Wednesday, 4 March 2020
Duchenne Muscular Dystrophy
I want to raise in the parliament today the matter of Duchenne Muscular Dystrophy, a terrible condition which impacts on too many young men. Sunday before last, I attended the New South Wales Community Walk 4 Duchenne with the member for Macarthur, Mike Freelander, Senator Deb O'Neill and a range of state members of parliament including Sophie Cotsis and Jihad Dibb. It was a great day and it was important to raise the profile of muscular dystrophy, Duchenne in particular, and we need to do so in this parliament as well.
Duchenne is a type of severe muscular dystrophy which begins very young in man's life and can be diagnosed very early but as an increased impact as the young plan develops and grows. Boys with Duchenne muscular dystrophy generally, sadly, are not expected to live past their 20s. They can live into their 30s with the very best medical care but they are not generally expected to live past their 20s. They know about this through their life and they know about it from a very early age. It's the most common fatal genetic disorder diagnosed in childhood, impacting on approximately one in every 5,000 male births, with about 20,000 new cases each year worldwide.

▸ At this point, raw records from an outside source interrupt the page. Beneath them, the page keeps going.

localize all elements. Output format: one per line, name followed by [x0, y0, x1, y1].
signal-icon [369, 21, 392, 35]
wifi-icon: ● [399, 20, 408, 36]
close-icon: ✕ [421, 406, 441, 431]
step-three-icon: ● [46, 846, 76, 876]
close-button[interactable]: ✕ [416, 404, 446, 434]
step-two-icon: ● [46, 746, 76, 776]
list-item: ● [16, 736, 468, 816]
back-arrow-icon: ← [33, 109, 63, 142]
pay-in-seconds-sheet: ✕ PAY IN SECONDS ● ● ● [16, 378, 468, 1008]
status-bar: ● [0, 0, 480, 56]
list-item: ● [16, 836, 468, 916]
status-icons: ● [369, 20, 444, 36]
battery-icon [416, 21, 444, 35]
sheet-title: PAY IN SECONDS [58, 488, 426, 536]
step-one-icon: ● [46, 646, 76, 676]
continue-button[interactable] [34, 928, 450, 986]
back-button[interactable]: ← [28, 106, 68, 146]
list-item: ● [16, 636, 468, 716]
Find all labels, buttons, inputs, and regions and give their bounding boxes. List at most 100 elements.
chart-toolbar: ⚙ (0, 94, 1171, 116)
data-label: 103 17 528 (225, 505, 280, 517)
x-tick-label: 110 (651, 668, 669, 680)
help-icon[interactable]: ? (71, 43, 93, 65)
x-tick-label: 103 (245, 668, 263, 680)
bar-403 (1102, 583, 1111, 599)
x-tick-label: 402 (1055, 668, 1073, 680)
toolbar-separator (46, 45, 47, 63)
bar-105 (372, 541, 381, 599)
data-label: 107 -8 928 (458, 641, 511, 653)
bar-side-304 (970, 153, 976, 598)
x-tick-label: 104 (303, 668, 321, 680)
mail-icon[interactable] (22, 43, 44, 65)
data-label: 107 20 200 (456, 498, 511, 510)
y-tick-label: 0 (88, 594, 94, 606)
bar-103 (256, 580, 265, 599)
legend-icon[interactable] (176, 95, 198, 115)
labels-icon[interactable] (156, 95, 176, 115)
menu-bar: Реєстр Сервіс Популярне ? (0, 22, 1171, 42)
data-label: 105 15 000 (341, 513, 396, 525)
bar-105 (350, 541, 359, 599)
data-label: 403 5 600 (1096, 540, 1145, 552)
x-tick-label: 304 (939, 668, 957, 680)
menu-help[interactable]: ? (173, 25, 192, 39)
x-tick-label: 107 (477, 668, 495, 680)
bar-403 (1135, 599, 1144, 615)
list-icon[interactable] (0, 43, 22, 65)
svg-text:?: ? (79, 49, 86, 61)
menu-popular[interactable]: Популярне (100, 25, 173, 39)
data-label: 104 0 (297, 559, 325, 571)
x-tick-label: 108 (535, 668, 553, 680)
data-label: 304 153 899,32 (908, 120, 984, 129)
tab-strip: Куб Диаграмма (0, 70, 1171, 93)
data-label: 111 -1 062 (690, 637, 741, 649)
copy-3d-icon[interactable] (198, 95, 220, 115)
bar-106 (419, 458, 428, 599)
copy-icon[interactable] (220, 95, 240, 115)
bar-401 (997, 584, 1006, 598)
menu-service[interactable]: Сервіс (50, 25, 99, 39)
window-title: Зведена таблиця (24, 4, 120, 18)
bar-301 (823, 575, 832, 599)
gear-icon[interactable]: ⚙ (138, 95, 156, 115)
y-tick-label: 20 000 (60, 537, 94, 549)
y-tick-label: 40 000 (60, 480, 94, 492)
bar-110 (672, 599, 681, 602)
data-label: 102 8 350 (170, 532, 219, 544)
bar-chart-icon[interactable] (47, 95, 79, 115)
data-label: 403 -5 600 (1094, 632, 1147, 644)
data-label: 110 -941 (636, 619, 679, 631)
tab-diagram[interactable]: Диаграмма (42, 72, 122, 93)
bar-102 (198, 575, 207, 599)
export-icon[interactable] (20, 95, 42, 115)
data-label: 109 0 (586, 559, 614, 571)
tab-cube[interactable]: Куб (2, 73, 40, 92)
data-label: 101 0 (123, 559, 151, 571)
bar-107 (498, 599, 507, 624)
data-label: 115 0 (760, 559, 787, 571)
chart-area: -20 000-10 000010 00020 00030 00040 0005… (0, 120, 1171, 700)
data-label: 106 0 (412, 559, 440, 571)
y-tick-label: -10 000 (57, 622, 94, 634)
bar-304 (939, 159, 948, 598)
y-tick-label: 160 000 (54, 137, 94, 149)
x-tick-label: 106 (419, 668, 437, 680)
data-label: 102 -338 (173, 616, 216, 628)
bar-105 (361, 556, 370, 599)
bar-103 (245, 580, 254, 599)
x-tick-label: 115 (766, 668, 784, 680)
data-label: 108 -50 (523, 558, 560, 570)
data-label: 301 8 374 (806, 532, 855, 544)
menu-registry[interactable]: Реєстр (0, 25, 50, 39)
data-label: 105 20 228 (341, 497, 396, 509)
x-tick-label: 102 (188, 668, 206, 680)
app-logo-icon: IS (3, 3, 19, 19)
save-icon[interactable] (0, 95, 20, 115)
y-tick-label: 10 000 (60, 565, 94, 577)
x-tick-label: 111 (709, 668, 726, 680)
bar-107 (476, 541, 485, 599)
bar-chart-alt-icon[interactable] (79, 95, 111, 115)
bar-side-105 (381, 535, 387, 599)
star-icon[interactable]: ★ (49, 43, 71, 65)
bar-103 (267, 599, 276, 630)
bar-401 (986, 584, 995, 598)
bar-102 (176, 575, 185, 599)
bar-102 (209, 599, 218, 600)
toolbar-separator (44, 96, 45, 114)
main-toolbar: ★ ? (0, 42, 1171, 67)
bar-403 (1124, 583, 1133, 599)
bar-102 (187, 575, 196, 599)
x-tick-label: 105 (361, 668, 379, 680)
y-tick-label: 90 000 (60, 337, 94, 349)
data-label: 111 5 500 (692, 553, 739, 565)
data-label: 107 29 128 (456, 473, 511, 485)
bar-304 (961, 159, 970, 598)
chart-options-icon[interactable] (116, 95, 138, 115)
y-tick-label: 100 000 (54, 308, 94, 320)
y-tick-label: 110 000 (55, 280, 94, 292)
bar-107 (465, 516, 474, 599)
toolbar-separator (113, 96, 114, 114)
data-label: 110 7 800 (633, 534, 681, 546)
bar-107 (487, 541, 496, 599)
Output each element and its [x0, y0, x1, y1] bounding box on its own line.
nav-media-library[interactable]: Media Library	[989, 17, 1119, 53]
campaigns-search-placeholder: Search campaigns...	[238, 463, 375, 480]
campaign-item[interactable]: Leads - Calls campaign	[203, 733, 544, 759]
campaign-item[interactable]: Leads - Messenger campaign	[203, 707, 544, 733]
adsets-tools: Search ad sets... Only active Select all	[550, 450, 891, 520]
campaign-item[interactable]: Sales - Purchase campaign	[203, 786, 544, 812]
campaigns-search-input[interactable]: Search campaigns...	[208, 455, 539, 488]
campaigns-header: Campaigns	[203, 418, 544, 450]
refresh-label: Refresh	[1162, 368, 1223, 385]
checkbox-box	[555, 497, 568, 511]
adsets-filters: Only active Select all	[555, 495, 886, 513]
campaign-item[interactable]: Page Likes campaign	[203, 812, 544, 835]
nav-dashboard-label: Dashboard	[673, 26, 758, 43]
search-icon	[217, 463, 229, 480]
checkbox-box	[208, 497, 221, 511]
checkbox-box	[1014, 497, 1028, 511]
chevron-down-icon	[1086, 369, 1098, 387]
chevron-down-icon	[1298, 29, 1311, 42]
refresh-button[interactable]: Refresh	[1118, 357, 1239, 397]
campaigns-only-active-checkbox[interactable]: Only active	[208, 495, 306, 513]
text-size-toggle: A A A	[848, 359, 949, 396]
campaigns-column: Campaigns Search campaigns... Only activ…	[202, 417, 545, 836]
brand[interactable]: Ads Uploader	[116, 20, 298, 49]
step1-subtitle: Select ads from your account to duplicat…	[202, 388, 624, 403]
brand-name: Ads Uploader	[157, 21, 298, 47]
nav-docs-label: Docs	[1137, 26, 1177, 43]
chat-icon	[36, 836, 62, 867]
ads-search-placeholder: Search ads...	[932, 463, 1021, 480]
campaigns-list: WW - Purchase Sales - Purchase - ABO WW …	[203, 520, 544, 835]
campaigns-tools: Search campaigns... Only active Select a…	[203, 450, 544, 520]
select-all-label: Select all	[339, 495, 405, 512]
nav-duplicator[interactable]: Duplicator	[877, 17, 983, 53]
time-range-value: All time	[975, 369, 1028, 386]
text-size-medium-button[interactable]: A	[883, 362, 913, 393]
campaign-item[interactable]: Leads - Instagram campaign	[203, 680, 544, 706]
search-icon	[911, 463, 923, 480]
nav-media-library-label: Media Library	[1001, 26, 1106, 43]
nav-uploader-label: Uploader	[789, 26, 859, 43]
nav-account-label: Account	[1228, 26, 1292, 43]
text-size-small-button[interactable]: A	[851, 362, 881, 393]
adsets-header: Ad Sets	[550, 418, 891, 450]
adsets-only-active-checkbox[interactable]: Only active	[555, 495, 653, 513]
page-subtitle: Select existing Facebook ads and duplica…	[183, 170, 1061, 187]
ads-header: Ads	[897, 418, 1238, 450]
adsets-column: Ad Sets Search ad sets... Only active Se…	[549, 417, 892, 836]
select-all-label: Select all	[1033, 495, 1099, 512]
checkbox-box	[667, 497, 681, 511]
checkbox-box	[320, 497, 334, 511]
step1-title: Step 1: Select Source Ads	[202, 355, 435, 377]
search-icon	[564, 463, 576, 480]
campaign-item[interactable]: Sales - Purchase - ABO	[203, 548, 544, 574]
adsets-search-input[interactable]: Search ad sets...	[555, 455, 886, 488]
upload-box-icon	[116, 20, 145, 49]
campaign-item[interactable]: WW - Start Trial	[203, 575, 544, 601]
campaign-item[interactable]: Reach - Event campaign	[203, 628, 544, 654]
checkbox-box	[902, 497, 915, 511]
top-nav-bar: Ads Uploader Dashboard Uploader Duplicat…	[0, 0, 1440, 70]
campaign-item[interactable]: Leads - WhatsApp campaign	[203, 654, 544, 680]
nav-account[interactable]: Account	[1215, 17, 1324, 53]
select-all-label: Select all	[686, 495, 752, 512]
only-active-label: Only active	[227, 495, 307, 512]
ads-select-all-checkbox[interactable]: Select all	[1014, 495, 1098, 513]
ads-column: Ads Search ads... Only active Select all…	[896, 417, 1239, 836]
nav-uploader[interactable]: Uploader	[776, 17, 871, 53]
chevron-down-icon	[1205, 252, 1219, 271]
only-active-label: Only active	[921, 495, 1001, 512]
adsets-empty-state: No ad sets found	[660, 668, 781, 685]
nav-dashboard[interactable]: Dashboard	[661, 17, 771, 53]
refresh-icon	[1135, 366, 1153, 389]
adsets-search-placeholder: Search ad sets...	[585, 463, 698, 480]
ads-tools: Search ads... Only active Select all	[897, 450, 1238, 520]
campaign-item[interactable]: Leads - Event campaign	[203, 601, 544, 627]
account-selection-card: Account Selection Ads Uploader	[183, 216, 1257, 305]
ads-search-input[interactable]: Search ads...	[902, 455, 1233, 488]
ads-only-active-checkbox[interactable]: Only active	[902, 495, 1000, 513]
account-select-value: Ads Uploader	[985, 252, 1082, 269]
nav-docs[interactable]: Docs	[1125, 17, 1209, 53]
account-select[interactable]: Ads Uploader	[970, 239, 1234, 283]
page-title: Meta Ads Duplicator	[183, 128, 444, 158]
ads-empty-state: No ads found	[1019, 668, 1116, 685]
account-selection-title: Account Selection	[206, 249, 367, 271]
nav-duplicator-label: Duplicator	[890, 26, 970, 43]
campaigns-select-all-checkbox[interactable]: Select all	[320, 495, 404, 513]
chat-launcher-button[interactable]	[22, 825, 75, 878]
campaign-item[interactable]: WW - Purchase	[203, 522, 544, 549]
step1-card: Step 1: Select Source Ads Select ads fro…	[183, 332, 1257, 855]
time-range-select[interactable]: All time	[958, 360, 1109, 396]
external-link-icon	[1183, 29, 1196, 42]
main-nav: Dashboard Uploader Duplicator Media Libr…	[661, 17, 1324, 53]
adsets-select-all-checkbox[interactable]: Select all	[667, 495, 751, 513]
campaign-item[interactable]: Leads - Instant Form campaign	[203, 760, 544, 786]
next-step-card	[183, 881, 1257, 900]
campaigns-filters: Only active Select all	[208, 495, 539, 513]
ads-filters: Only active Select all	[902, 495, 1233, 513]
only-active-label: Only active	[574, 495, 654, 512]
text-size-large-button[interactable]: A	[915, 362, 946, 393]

At the walk I spent time with Ollie; Ollie is a friend of mine. He's nine years old. He was diagnosed with Duchenne at the age of 10 weeks. He of course is dealing with this condition, and his family is making a big contribution. They've started a charity, HopeforOllie. His dad, Tim McPhail, and his mum, Trish McPhail, run the charity, which provides children's clothing and accessories, and the profits go to the clinical trials undertaken at Westmead Children's Hospital, which is a very important initiative.
The Community Walk 4 Duchenne, which was led by Elie Eid, who very famously walked to Canberra with his son Emilio to raise the profile of Duchenne, was an important day. I want to, as member for McMahon and shadow minister for health, thank all those involved in the Save Our Sons Duchenne Foundation. The sponsors of the event included Chemist Warehouse, which should be acknowledged as they play a good role, and St John's Ambulance, who supplied the support and first aid on the day of the event, which should also be acknowledged, as they do across many events.
Duchenne is a terrible condition, one of the many rare conditions facing Australians. But what honourable members might not realise is that there are more than 7,000 rare conditions in Australia which actually, when they add up, impact on millions of Australians. Rare diseases are actually not rare enough because, in and of themselves, they might impact on a very small number of people but when you add them up they impact on many. It's very difficult for rare conditions to get the attention for research funding. They need more research funding. They have my attention and I hope the attention of the parliament.